Danehy

With his gun-case majority opinion, Antonin Scalia proved that he's a fraud

Antonin Scalia is a fraud.

This man who claims to have studied the Constitution his entire life and to have dedicated his professional career to upholding the document exactly as it was written has, through some of the clumsiest legal verbiage ever put down on paper, shown his true stripe, that of an opportunist laying in wait. In doing so, he joins the sad historical pantheon of people who, through happenstance and circumstance, wound up with too much power and not enough heart.

By providing the only written opinion for the 5-4 majority in the Washington, D.C., handgun case, he wiped away just about everything he has ever said or written about what he claimed to be his beloved Constitution. If this is the way he treats the things he loves, I feel sorry for his wife.

Scalia had always come off as the unashamed martinet, a Napoleonic little twit who was smarter than everybody else in the room. I've got no problem with people who disagree with me, as long as they walk their own talk. In his writings and speeches, Scalia always claimed only to care about the Constitution. He said that he went by what it said, not by what people thought the Framers had meant. He bristled at those who used the term "living document" to describe the Constitution. Nothing could be further from the truth, he argued; the Constitution was perfect as-is, and its meanings were clear, and its writers had written down exactly what they had meant to say.

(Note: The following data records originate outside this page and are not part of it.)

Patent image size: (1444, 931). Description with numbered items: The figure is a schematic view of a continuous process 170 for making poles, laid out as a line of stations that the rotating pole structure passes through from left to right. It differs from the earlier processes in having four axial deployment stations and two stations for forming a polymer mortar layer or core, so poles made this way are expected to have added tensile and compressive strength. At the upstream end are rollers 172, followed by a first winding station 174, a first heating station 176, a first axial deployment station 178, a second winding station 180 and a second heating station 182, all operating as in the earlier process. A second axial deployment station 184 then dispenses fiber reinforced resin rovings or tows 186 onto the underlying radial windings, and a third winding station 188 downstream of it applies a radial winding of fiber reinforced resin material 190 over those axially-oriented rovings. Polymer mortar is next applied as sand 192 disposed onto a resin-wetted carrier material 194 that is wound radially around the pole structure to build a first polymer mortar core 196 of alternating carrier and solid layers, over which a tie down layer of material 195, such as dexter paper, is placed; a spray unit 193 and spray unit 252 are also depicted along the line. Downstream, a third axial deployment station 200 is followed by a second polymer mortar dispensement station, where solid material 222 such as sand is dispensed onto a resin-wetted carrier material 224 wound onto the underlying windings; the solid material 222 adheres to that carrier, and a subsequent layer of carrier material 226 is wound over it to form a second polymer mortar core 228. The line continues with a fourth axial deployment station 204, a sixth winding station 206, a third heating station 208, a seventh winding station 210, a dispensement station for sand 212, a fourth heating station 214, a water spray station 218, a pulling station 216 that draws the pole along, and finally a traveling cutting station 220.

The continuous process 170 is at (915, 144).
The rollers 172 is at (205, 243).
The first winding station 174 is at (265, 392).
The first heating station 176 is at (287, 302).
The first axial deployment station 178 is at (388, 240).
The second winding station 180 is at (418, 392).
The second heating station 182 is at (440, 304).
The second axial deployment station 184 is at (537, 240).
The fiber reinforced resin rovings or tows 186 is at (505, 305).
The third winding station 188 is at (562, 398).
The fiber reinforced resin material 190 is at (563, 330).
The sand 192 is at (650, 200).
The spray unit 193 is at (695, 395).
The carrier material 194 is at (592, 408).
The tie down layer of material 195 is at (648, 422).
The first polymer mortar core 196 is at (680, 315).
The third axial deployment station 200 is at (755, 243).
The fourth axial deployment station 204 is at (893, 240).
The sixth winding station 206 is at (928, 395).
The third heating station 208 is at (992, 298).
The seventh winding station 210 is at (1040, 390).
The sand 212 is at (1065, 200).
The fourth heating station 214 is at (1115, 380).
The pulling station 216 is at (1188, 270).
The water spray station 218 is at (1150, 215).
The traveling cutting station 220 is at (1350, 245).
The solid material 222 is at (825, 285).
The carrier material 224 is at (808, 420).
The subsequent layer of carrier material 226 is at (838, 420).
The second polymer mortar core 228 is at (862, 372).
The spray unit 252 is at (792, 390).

That would have been fine with me had he been a man of his word. But his actions belied his words. This "man of integrity" went duck-hunting with Vice President Dick Cheney and then refused to recuse himself when a case came before the court with Cheney smack-dab in the middle of it. Then Scalia nibbled around the edges and cherry-picked facts to bolster his wafer-thin case for handing George W. Bush the presidency in 2000. (When questioned about that case these days, he invariably snaps, "What, that? That's old news.")

Even so, when I saw him on 60 Minutes a few months back, I listened intently as he spoke of his devotion to the Constitution and how he held it in such high regard. Now all I can think about is Roy McAvoy in Tin Cup, asking: When a man's defining moment comes along, how will he handle it? Scalia's defining moment came last week when he had the opportunity to state clearly what the Constitution says (quite clearly). Well, the moment played him. He swung and missed. He evacuated himself, then sat down to play in the dookie. He spiraled out of control like those he has been quick to heap derision upon in the past.

He made stuff up; he distorted facts; he wove new "rights" out of thin air. And that was only in the first couple of pages. Then things got seriously weird. He spent pages on British history, this after he (and his right-wing political and talk-radio buddies) went out of their way to ridicule that approach in others' written decisions. He referred to common law, which, while important, is not in the Constitution! He then deigned to tell us that not only did the writers of the Constitution get the Second Amendment wrong; he knows why they got it wrong, and he feels it's his destiny to set it right for all time.

According to Scalia, all of the other amendments in the Bill of Rights are written perfectly, but apparently the Framers were smoking some of George Washington's hemp when they got all the way down to the Second Amendment. His scattershot attack on the notion that individual gun ownership is somehow tied to membership in the militia includes:

· What really constitutes a militia?

· Times have changed. There was a real need for a militia back then as a hedge against a too-powerful central government, but not now.

· Who's to say that Bubba doesn't constitute a militia of one? And

· It's in there in the Amendment. You just have to squint to see it.

He used the approach made famous by the makers of Airplane: Throw enough stuff at them, and something is bound to stick.

(Oddly enough, I believe that gun ownership probably is part of common law, but that's not the Supreme Court's purview.)

Scalia could retire right now and rake in millions every year on the gun-nut rubber-chicken banquet circuit. He might as well; his reputation as a jurist is done for.

From time to time, I fantasize about state legislators who are in the pockets of the cell-phone lobby getting crashed into (but not hurt) by some idiot talking on a phone. Along those lines, I wouldn't mind it if Scalia got accosted (but not hurt) by some gun-toting angry citizen. But that won't happen, because that guy couldn't get into Scalia's gated community, and they don't allow guns inside the Supreme Court building. That ugliness only happens out in the real world. And thanks to Scalia's dream-weaving majority opinion, that real world just got uglier.